If you serve the demand after filing suit you will also be required to put the employer on formal notice of the litigation. (Lab. Code, § 3853.) This will result in an appearance by an attorney on behalf of the employer. You can still resolve the case through your “sole” efforts, but now there will be a dispute about who procured the settlement funds. Consequently, the priority of your lien and applicability of the Common Fund Doctrine will be in doubt; two items which were needed to provide leverage over the comp lien holder.
Appeal to the Liability Carrier
If you find yourself dealing with a stubborn liability carrier or defense counsel, educate them as to how a global settlement becomes more difficult if there is any delay in tendering a reasonable offer of settlement. Show how the plaintiff will be put in a much more difficult position if legitimate offers are not made until after suit is filed and the employer appears. In this scenario the plaintiff’s negotiating position is weakened with its attorney’s lien and right to Common Fund reductions in dispute.
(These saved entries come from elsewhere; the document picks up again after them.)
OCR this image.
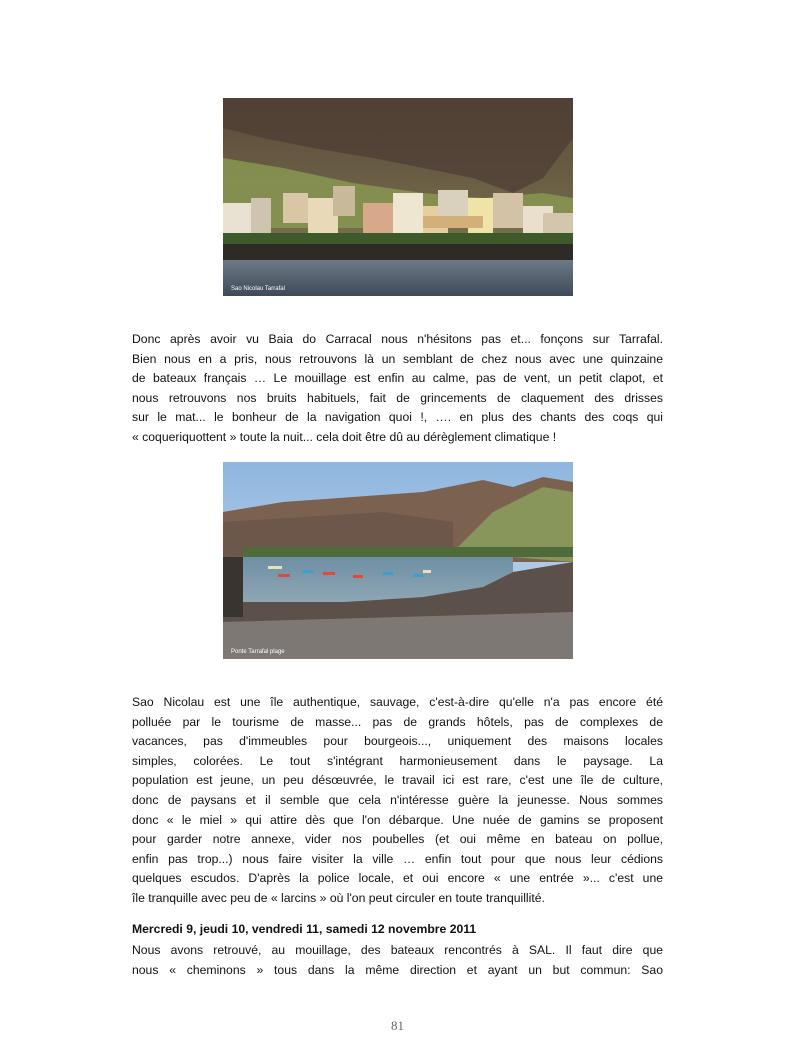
Sao Nicolau Tarrafal
Donc après avoir vu Baia do Carracal nous n'hésitons pas et... fonçons sur Tarrafal.
Bien nous en a pris, nous retrouvons là un semblant de chez nous avec une quinzaine
de bateaux français … Le mouillage est enfin au calme, pas de vent, un petit clapot, et
nous retrouvons nos bruits habituels, fait de grincements de claquement des drisses
sur le mat... le bonheur de la navigation quoi !, …. en plus des chants des coqs qui
« coqueriquottent » toute la nuit... cela doit être dû au dérèglement climatique !
Ponte Tarrafal plage
Sao Nicolau est une île authentique, sauvage, c'est-à-dire qu'elle n'a pas encore été
polluée par le tourisme de masse... pas de grands hôtels, pas de complexes de
vacances, pas d'immeubles pour bourgeois..., uniquement des maisons locales
simples, colorées. Le tout s'intégrant harmonieusement dans le paysage. La
population est jeune, un peu désœuvrée, le travail ici est rare, c'est une île de culture,
donc de paysans et il semble que cela n'intéresse guère la jeunesse. Nous sommes
donc « le miel » qui attire dès que l'on débarque. Une nuée de gamins se proposent
pour garder notre annexe, vider nos poubelles (et oui même en bateau on pollue,
enfin pas trop...) nous faire visiter la ville … enfin tout pour que nous leur cédions
quelques escudos. D'après la police locale, et oui encore « une entrée »... c'est une
île tranquille avec peu de « larcins » où l'on peut circuler en toute tranquillité.

Mercredi 9, jeudi 10, vendredi 11, samedi 12 novembre 2011

Nous avons retrouvé, au mouillage, des bateaux rencontrés à SAL. Il faut dire que
nous « cheminons » tous dans la même direction et ayant un but commun: Sao
81
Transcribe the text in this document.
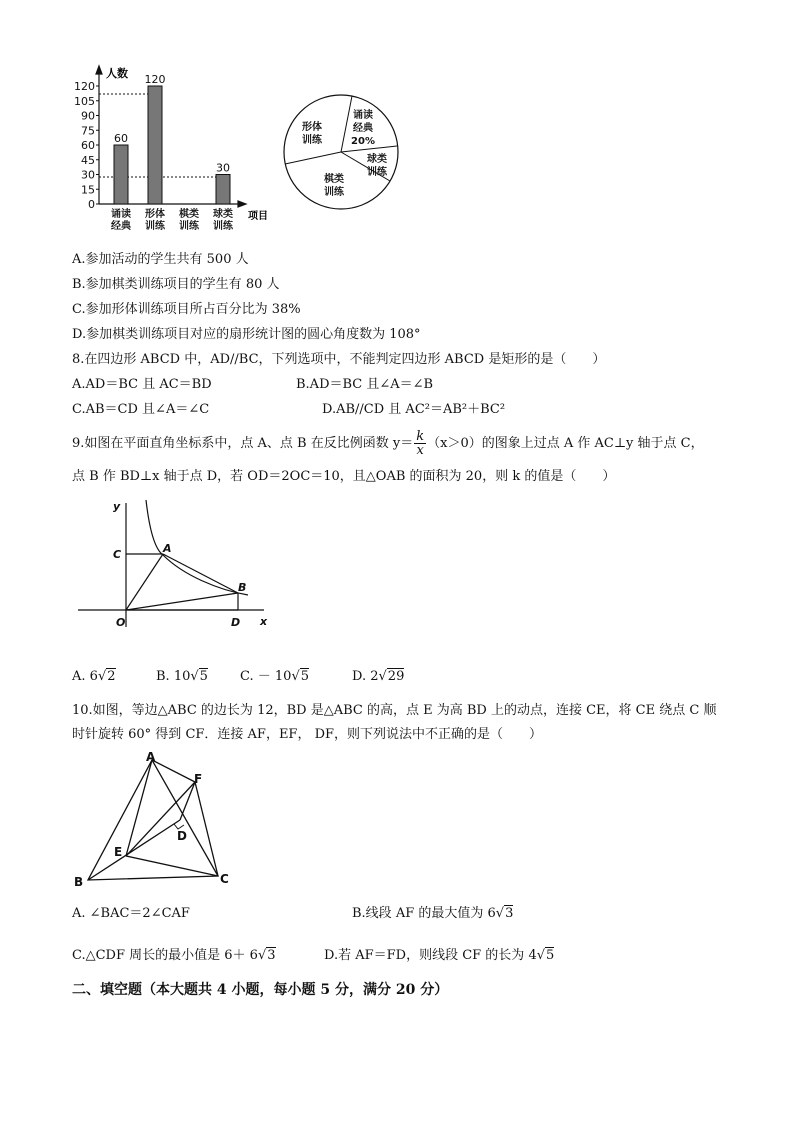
120
105
90
75
60
45
30
15
0
60
120
30
诵读
经典
形体
训练
棋类
训练
球类
训练
人数
项目
形体
训练
诵读
经典
20%
球类
训练
棋类
训练
A.参加活动的学生共有 500 人
B.参加棋类训练项目的学生有 80 人
C.参加形体训练项目所占百分比为 38%
D.参加棋类训练项目对应的扇形统计图的圆心角度数为 108°
8.在四边形 ABCD 中，AD//BC，下列选项中，不能判定四边形 ABCD 是矩形的是（　　）
A.AD＝BC 且 AC＝BD	B.AD＝BC 且∠A＝∠B
C.AB＝CD 且∠A＝∠C	D.AB//CD 且 AC²＝AB²＋BC²
9.如图在平面直角坐标系中，点 A、点 B 在反比例函数 $y= \frac{k}{x} (x>0)$的图象上过点 A 作 AC⊥y 轴于点 C，
点 B 作 BD⊥x 轴于点 D，若 OD＝2OC＝10，且△OAB 的面积为 20，则 k 的值是（　　）
y
x
C	A
B
O	D
A. 6√2	B. 10√5 C. － 10√5	D. 2√29
10.如图，等边△ABC 的边长为 12，BD 是△ABC 的高，点 E 为高 BD 上的动点，连接 CE，将 CE 绕点 C 顺
时针旋转 60° 得到 CF．连接 AF，EF， DF，则下列说法中不正确的是（　　）
A
F
D
E
B	C
A. ∠BAC＝2∠CAF	B.线段 AF 的最大值为 6√3
C.△CDF 周长的最小值是 6＋ 6√3	D.若 AF＝FD，则线段 CF 的长为 4√5
二、填空题（本大题共 4 小题，每小题 5 分，满分 20 分）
The plaintiff nets less and is less likely to enter a global settlement. This will lead to drawn out litigation and increase costs for everyone involved, including the liability carrier. However, if offers are made early-on, then plaintiff’s leverage over the comp carrier is strengthened and the plaintiff is likely to net more money and, therefore, more likely to settle globally, reducing costs for everyone.
Leverage Plaintiff’s Need for Future Care
Depending on how the underlying workers’ compensation case is settled, the applicant (plaintiff) can receive coverage for future care; these settlements are made by “stipulation and order.” For some applicants, coverage for this care is important and should not be bargained away. However, with the cooperation and advice of the applicant’s workers’ compensation attorney, settlement of the comp case can be made on terms relieving the employer of liability for future care; these settlements can be made by “compromise and release.” This route clearly requires the client’s informed consent and may not be suitable for catastrophic injury cases. But, if appropriate, settlement by compromise and release with a waiver of future medical care might appeal to the comp carrier as part of a global settlement of the comp case and comp lien. The comp carrier avoids liability for future care and, in exchange, the plaintiff receives a reduction or waiver of the comp lien. There are obvious risks with this strategy, but there are also rewards if you cooperate and coordinate with your client’s comp attorney.
Conclusion
Workers’ compensation liens present unique impediments to the viability of a personal injury case that might not otherwise be worth the time and effort of both the attorney and the client. With the client’s informed consent, these cases can be profitable if resolved with a demand letter before the workers’ compensation insurance carrier has the opportunity to retain counsel. Approaching a case with this strategy can be in the best interest of both the plaintiff and the defendant insurance carrier.
Jack Bollier is a member of the Rains Lucia Stern St. Phalle & Silver, PC Personal Injury Group. Jack has handled a variety of cases to successful resolution including auto, pedestrian, bicycle, motorcycle, and bus claims; various industrial and construction site accident claims; premises liability and worksite safety claims; and products liability actions.